La République démocratique du Congo est le troisième plus vaste pays d’Afrique derrière le Soudan et l'Algérie et le plus peuplé d'Afrique centrale. C'est le pays le plus peuplé de la francophonie. Elle est également appelée « Congo-Kinshasa » pour la différencier de son voisin la République du Congo ou « Congo- Brazza ville, Il s’étend de l’océan Atlantique au plateau de l’est et correspond à la majeure partie du bassin du fleuve Congo. Le nord du pays est un des plus grands domaines de forêt équatoriale au monde, l’est du pays borde le grand rift est-africain, domaine des montagnes, des collines, des grands lacs mais aussi des volcans. Le sud et le centre, domaine des savanes arborées, forment un haut plateau riche en minerai. À l’extrême ouest, une quarantaine de kilomètres au nord de l'embouchure du fleuve Congo s’étale une côte sur l’océan Atlantique.
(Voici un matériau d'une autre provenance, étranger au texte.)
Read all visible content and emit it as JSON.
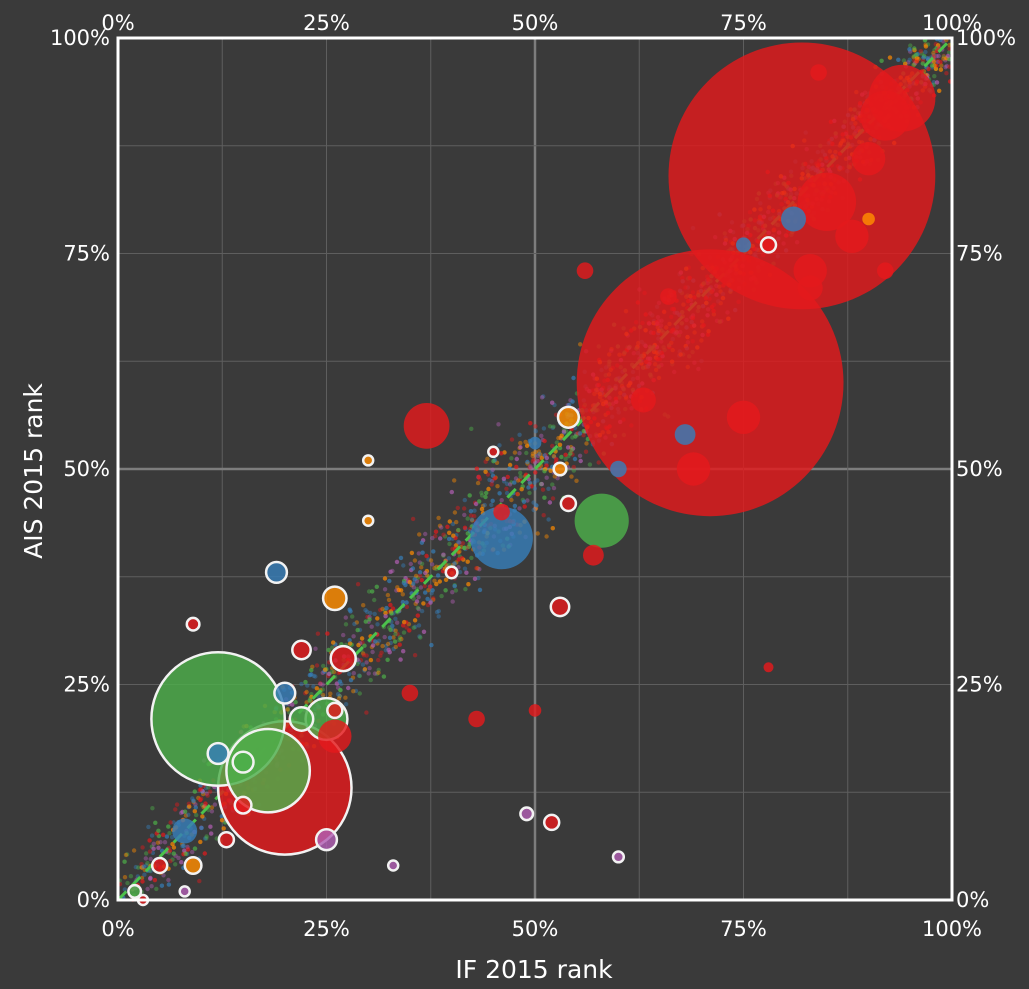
{
  "colors": {
    "background": "#3a3a3a",
    "grid_minor": "#5e5e5e",
    "grid_major": "#7d7d7d",
    "frame": "#ffffff",
    "diagonal": "#4cc24c",
    "outline": "#f2f2f2",
    "red": "#e41a1c",
    "green": "#4daf4a",
    "blue": "#377eb8",
    "orange": "#ff8c00",
    "purple": "#b15fb3"
  },
  "chart_data": {
    "type": "scatter",
    "title": "",
    "xlabel": "IF 2015 rank",
    "ylabel": "AIS 2015 rank",
    "xlim": [
      0,
      1
    ],
    "ylim": [
      0,
      1
    ],
    "grid": true,
    "legend": "none",
    "x_ticks": [
      {
        "value": 0,
        "label": "0%"
      },
      {
        "value": 0.25,
        "label": "25%"
      },
      {
        "value": 0.5,
        "label": "50%"
      },
      {
        "value": 0.75,
        "label": "75%"
      },
      {
        "value": 1,
        "label": "100%"
      }
    ],
    "y_ticks": [
      {
        "value": 0,
        "label": "0%"
      },
      {
        "value": 0.25,
        "label": "25%"
      },
      {
        "value": 0.5,
        "label": "50%"
      },
      {
        "value": 0.75,
        "label": "75%"
      },
      {
        "value": 1,
        "label": "100%"
      }
    ],
    "reference_line": {
      "from": [
        0,
        0
      ],
      "to": [
        1,
        1
      ],
      "style": "dashed"
    },
    "background_cloud": {
      "count": 3200,
      "colors": [
        "red",
        "green",
        "blue",
        "purple",
        "orange"
      ]
    },
    "points": [
      {
        "x": 0.82,
        "y": 0.84,
        "size": 0.32,
        "color": "red"
      },
      {
        "x": 0.71,
        "y": 0.6,
        "size": 0.32,
        "color": "red"
      },
      {
        "x": 0.94,
        "y": 0.93,
        "size": 0.08,
        "color": "red"
      },
      {
        "x": 0.92,
        "y": 0.91,
        "size": 0.06,
        "color": "red"
      },
      {
        "x": 0.85,
        "y": 0.81,
        "size": 0.07,
        "color": "red"
      },
      {
        "x": 0.88,
        "y": 0.77,
        "size": 0.04,
        "color": "red"
      },
      {
        "x": 0.83,
        "y": 0.73,
        "size": 0.04,
        "color": "red"
      },
      {
        "x": 0.83,
        "y": 0.71,
        "size": 0.03,
        "color": "red"
      },
      {
        "x": 0.9,
        "y": 0.86,
        "size": 0.04,
        "color": "red"
      },
      {
        "x": 0.92,
        "y": 0.73,
        "size": 0.02,
        "color": "red"
      },
      {
        "x": 0.84,
        "y": 0.96,
        "size": 0.02,
        "color": "red"
      },
      {
        "x": 0.56,
        "y": 0.73,
        "size": 0.02,
        "color": "red"
      },
      {
        "x": 0.66,
        "y": 0.7,
        "size": 0.02,
        "color": "red"
      },
      {
        "x": 0.69,
        "y": 0.5,
        "size": 0.04,
        "color": "red"
      },
      {
        "x": 0.75,
        "y": 0.56,
        "size": 0.04,
        "color": "red"
      },
      {
        "x": 0.37,
        "y": 0.55,
        "size": 0.055,
        "color": "red"
      },
      {
        "x": 0.63,
        "y": 0.58,
        "size": 0.03,
        "color": "red"
      },
      {
        "x": 0.2,
        "y": 0.13,
        "size": 0.16,
        "color": "red",
        "outlined": true
      },
      {
        "x": 0.26,
        "y": 0.19,
        "size": 0.04,
        "color": "red"
      },
      {
        "x": 0.27,
        "y": 0.28,
        "size": 0.03,
        "color": "red",
        "outlined": true
      },
      {
        "x": 0.22,
        "y": 0.29,
        "size": 0.022,
        "color": "red",
        "outlined": true
      },
      {
        "x": 0.15,
        "y": 0.11,
        "size": 0.02,
        "color": "red",
        "outlined": true
      },
      {
        "x": 0.35,
        "y": 0.24,
        "size": 0.02,
        "color": "red"
      },
      {
        "x": 0.43,
        "y": 0.21,
        "size": 0.02,
        "color": "red"
      },
      {
        "x": 0.5,
        "y": 0.22,
        "size": 0.015,
        "color": "red"
      },
      {
        "x": 0.53,
        "y": 0.34,
        "size": 0.022,
        "color": "red",
        "outlined": true
      },
      {
        "x": 0.57,
        "y": 0.4,
        "size": 0.025,
        "color": "red"
      },
      {
        "x": 0.54,
        "y": 0.46,
        "size": 0.018,
        "color": "red",
        "outlined": true
      },
      {
        "x": 0.46,
        "y": 0.45,
        "size": 0.02,
        "color": "red"
      },
      {
        "x": 0.52,
        "y": 0.09,
        "size": 0.018,
        "color": "red",
        "outlined": true
      },
      {
        "x": 0.78,
        "y": 0.27,
        "size": 0.012,
        "color": "red"
      },
      {
        "x": 0.09,
        "y": 0.32,
        "size": 0.015,
        "color": "red",
        "outlined": true
      },
      {
        "x": 0.13,
        "y": 0.07,
        "size": 0.018,
        "color": "red",
        "outlined": true
      },
      {
        "x": 0.12,
        "y": 0.21,
        "size": 0.16,
        "color": "green",
        "outlined": true
      },
      {
        "x": 0.58,
        "y": 0.44,
        "size": 0.065,
        "color": "green"
      },
      {
        "x": 0.25,
        "y": 0.21,
        "size": 0.05,
        "color": "green",
        "outlined": true
      },
      {
        "x": 0.18,
        "y": 0.15,
        "size": 0.1,
        "color": "green",
        "outlined": true
      },
      {
        "x": 0.22,
        "y": 0.21,
        "size": 0.028,
        "color": "green",
        "outlined": true
      },
      {
        "x": 0.15,
        "y": 0.16,
        "size": 0.025,
        "color": "green",
        "outlined": true
      },
      {
        "x": 0.46,
        "y": 0.42,
        "size": 0.075,
        "color": "blue"
      },
      {
        "x": 0.19,
        "y": 0.38,
        "size": 0.025,
        "color": "blue",
        "outlined": true
      },
      {
        "x": 0.2,
        "y": 0.24,
        "size": 0.025,
        "color": "blue",
        "outlined": true
      },
      {
        "x": 0.12,
        "y": 0.17,
        "size": 0.025,
        "color": "blue",
        "outlined": true
      },
      {
        "x": 0.08,
        "y": 0.08,
        "size": 0.03,
        "color": "blue"
      },
      {
        "x": 0.81,
        "y": 0.79,
        "size": 0.03,
        "color": "blue"
      },
      {
        "x": 0.68,
        "y": 0.54,
        "size": 0.025,
        "color": "blue"
      },
      {
        "x": 0.6,
        "y": 0.5,
        "size": 0.02,
        "color": "blue"
      },
      {
        "x": 0.75,
        "y": 0.76,
        "size": 0.018,
        "color": "blue"
      },
      {
        "x": 0.5,
        "y": 0.53,
        "size": 0.015,
        "color": "blue"
      },
      {
        "x": 0.26,
        "y": 0.35,
        "size": 0.028,
        "color": "orange",
        "outlined": true
      },
      {
        "x": 0.54,
        "y": 0.56,
        "size": 0.025,
        "color": "orange",
        "outlined": true
      },
      {
        "x": 0.9,
        "y": 0.79,
        "size": 0.015,
        "color": "orange"
      },
      {
        "x": 0.53,
        "y": 0.5,
        "size": 0.015,
        "color": "orange",
        "outlined": true
      },
      {
        "x": 0.3,
        "y": 0.51,
        "size": 0.012,
        "color": "orange",
        "outlined": true
      },
      {
        "x": 0.3,
        "y": 0.44,
        "size": 0.012,
        "color": "orange",
        "outlined": true
      },
      {
        "x": 0.25,
        "y": 0.07,
        "size": 0.025,
        "color": "purple",
        "outlined": true
      },
      {
        "x": 0.49,
        "y": 0.1,
        "size": 0.015,
        "color": "purple",
        "outlined": true
      },
      {
        "x": 0.6,
        "y": 0.05,
        "size": 0.013,
        "color": "purple",
        "outlined": true
      },
      {
        "x": 0.33,
        "y": 0.04,
        "size": 0.012,
        "color": "purple",
        "outlined": true
      },
      {
        "x": 0.08,
        "y": 0.01,
        "size": 0.012,
        "color": "purple",
        "outlined": true
      },
      {
        "x": 0.09,
        "y": 0.04,
        "size": 0.02,
        "color": "orange",
        "outlined": true
      },
      {
        "x": 0.05,
        "y": 0.04,
        "size": 0.018,
        "color": "red",
        "outlined": true
      },
      {
        "x": 0.02,
        "y": 0.01,
        "size": 0.015,
        "color": "green",
        "outlined": true
      },
      {
        "x": 0.03,
        "y": 0.0,
        "size": 0.012,
        "color": "red",
        "outlined": true
      },
      {
        "x": 0.26,
        "y": 0.22,
        "size": 0.018,
        "color": "red",
        "outlined": true
      },
      {
        "x": 0.78,
        "y": 0.76,
        "size": 0.018,
        "color": "red",
        "outlined": true
      },
      {
        "x": 0.45,
        "y": 0.52,
        "size": 0.012,
        "color": "red",
        "outlined": true
      },
      {
        "x": 0.4,
        "y": 0.38,
        "size": 0.014,
        "color": "red",
        "outlined": true
      }
    ]
  }
}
Le pays partage ses frontières avec l’enclave de Cabinda (Angola) et la République du Congo à l’ouest, la République centrafricaine et le Soudan au nord, l’Ouganda, le Rwanda, le Burundi et la Tanzanie à l’est, la Zambie et l’Angola au sud.
Son économie est principalement du secteur primaire (agriculture et exploitation minière). Le français est sa langue officielle et quatre langues bantoues (kikongo, lingala, tchiluba, swahili) sont des langues nationales.
La danse et la musique font partie intégrante de la tradition et de la vie quotidienne, la musique congolaise est celle qui s'est le plus propagée dans toute l’Afrique.
En raison de sa grande superficie, de ses énormes richesses et de son importante population, la République Démocratique du Congo est l’un des «géants» de l’Afrique, avec l’Égypte, le Nigeria et l’Afrique du Sud au centre de l'Afrique. Elle est traversée par l'équateur et comprend trois climats : le climat équatorial, le climat tropical et le climat de montagne.
Elle possède deux fleuves, dont le Congo et le deuxième plus grand fleuve d'Afrique, qui la traverse presque totalement, et des rivières.
Dans le détail, la République Démocratique du Congo possède un important potentiel de ressources naturelles et minérales.
L’agriculture reste le principal secteur de l’économie. Les principales ressources agricoles sont le café, le bois mais, manioc, riz, haricot et le caoutchouc.la majeure partie de la population reste alors actif dans l’agriculture .
Voici une liste des ressources minières par province :
Diamant : Kasaï Oriental, Kasaï Occidental, Bandundu, Équateur, Province Orientale.
Or : Province Orientale, Maniema, Katanga, Bas-Congo, Nord-Kivu, Sud-Kivu, Équateur.
Cuivre : Katanga.
Étain : Katanga, Nord-Kivu, Sud-Kivu, Maniema.
Colombo tantalite (Coltan) : Nord-Kivu, Sud-Kivu, Katanga, Maniema.
Bauxite : Bas-Congo.
Fer : Banalia, Katanga, Luebo, Kasaï-Oriental.
Manganèse : Katanga, Bas-Congo.
Charbon : Katanga.
Pétrole : Bassin côtier de Moanda (en exploitation), la Cuvette Centrale, Ituri, Bandundu (indices)
Gaz méthane : Lac Kivu
Schistes bitumeux : Mvuzi (dans le Bas-Congo)
Cobalt : Katanga.
A la richesse de foret , demeurées vierges , préservant leur beauté naturelle, s’ajoutent toutes les merveilles du monde concentrées dans un seul pays, principalement dans les nombreux parcs nationaux, véritables réserves d’espèces sauvages de toutes natures, les fleuves et leurs affluents , ainsi qu’à travers les impressionnantes grottes et les innombrables chutes qui jalonnent le Congo.
La RDC est parmi les 10 pays de la méga biodiversité du monde avec 480 espèces de mammifères, 565 espèces d’oiseaux, 1 000 espèces de poissons, 350 espèces de reptiles, 220 espèces de batraciens et plus de 10 000 angiospermes dont 3 000 seraient endémiques. Elle a une faune naturelle exceptionnelle (on y trouve tous les grands animaux de l’Afrique) et a des espèces rares.
Le Congo constitue la terre du tourisme part excellence, compte tenu aussi bien de diversité de ses climats, de la beauté et de la richesse de son paysage que de la pluralité des possibilités qu’il offre.
L’Institut congolais de la conservation de la nature gère sept parcs nationaux, dont celui de la Salonga, sur l’Equateur, considéré comme la plus grande réserve forestière de la planète.
La RDC dispose d'abondantes ressources en eau, des lacs poissonneux, notamment le lac Tanganyika (plus grand que le Burundi) le plus poissonneux du monde.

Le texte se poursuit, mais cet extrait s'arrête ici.